Biotecnologia e Biomateriais

Abstrato

Cloning and Characterization of Physarum Endo-Beta-1,3-1,4-Glucanase-1 Expression in E. coli and Trichoderma reesei

Jian-Hua Zhang, Xiao-qing Li, Yong-Xia Zhang, Miao Xing, Sheng-Li Tian and Shi-De Liu

The endo-β-1,3-1,4-glucanases have been found widely in bacteria, fungi, algae and plants, and have been applied to the hydrolysis of barley β-1,3-1,4-glucans in the beer brewing industry. Here, we report a novel endo-β-1,3- 1,4-glucanase gene (PEGase1) isolated from Physarum polycephalum and expressed in E. coli, and Trichoderma reesei. The molecular weights of the proteins are 34 and 66 kDa respectively by SDS-PAGE analysis.
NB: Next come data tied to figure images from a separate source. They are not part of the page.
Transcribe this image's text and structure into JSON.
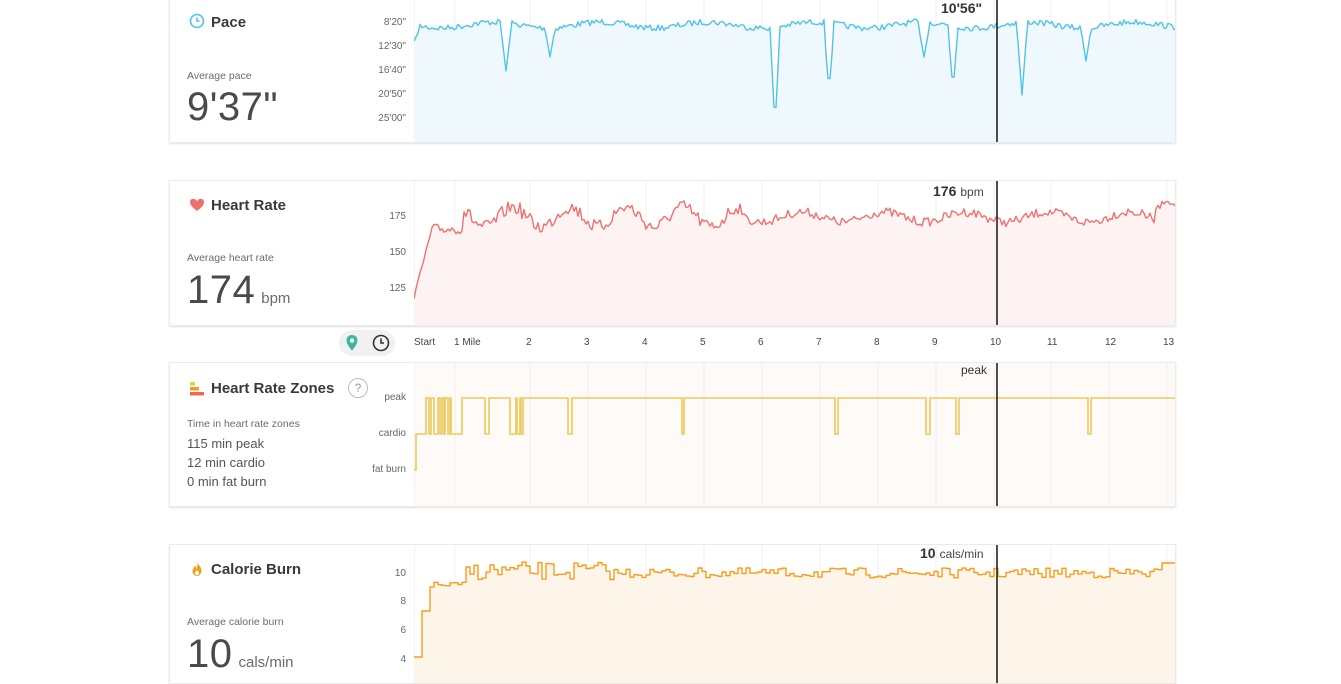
{
  "pace": {
    "title": "Pace",
    "caption": "Average pace",
    "value": "9'37\"",
    "y_ticks": [
      "8'20\"",
      "12'30\"",
      "16'40\"",
      "20'50\"",
      "25'00\""
    ],
    "cursor_value": "10'56\"",
    "color": "#4fc3ea",
    "fill": "#eef8fd"
  },
  "heart_rate": {
    "title": "Heart Rate",
    "caption": "Average heart rate",
    "value": "174",
    "unit": "bpm",
    "y_ticks": [
      "175",
      "150",
      "125"
    ],
    "cursor_value": "176",
    "cursor_unit": "bpm",
    "color": "#f07070",
    "fill": "#fef3f3"
  },
  "x_axis": {
    "ticks": [
      "Start",
      "1 Mile",
      "2",
      "3",
      "4",
      "5",
      "6",
      "7",
      "8",
      "9",
      "10",
      "11",
      "12",
      "13"
    ]
  },
  "toggle": {
    "distance_icon": "map-pin-icon",
    "time_icon": "clock-icon",
    "active": "distance"
  },
  "zones": {
    "title": "Heart Rate Zones",
    "help": "?",
    "caption": "Time in heart rate zones",
    "lines": [
      "115 min peak",
      "12 min cardio",
      "0 min fat burn"
    ],
    "y_ticks": [
      "peak",
      "cardio",
      "fat burn"
    ],
    "cursor_value": "peak",
    "color": "#ecc95a",
    "fill": "#fefaf8"
  },
  "calories": {
    "title": "Calorie Burn",
    "caption": "Average calorie burn",
    "value": "10",
    "unit": "cals/min",
    "y_ticks": [
      "10",
      "8",
      "6",
      "4"
    ],
    "cursor_value": "10",
    "cursor_unit": "cals/min",
    "color": "#f59c1a",
    "fill": "#fef5ea"
  }
}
Enzymatic assays show that recombinant PEGase1 expressed by T. reesei was more efficient when hydrolyzing barley β-1,3- 1,4-glucans specifically, suggesting that modifications have a dramatic effect on the activity of PEGase1. We found that recombinant PEGase1 can be enriched by 40-70% ammonium sulfate precipitation and purified by HiTrapTM CaptoTM Q ion-exchange chromatography. Measurements of the enzymatic activity of purified PEGase1 under a range of conditions show that its optimal pH is around 5.5, and its optimal temperature is 55°C, with Km = 0.882 mg/ ml. PEGase1 activity is more stable in acidic solution and at low temperatures than it is in alkaline solution and at high temperatures. Metal ions and their concentration are able to affect the enzymatic activity, some metal ions, for example, Cu2+, Ni2+, Zn2+, Fe2+, Ba2+, Mg2+ and Ca2+ can enhance the enzymatic activity at 1 mmol/L concentration and inhabit the activity at 5 mmol/L concentration, but metal ion Mo2+and Co2+show inhabit the enzymatic activity at both concentration.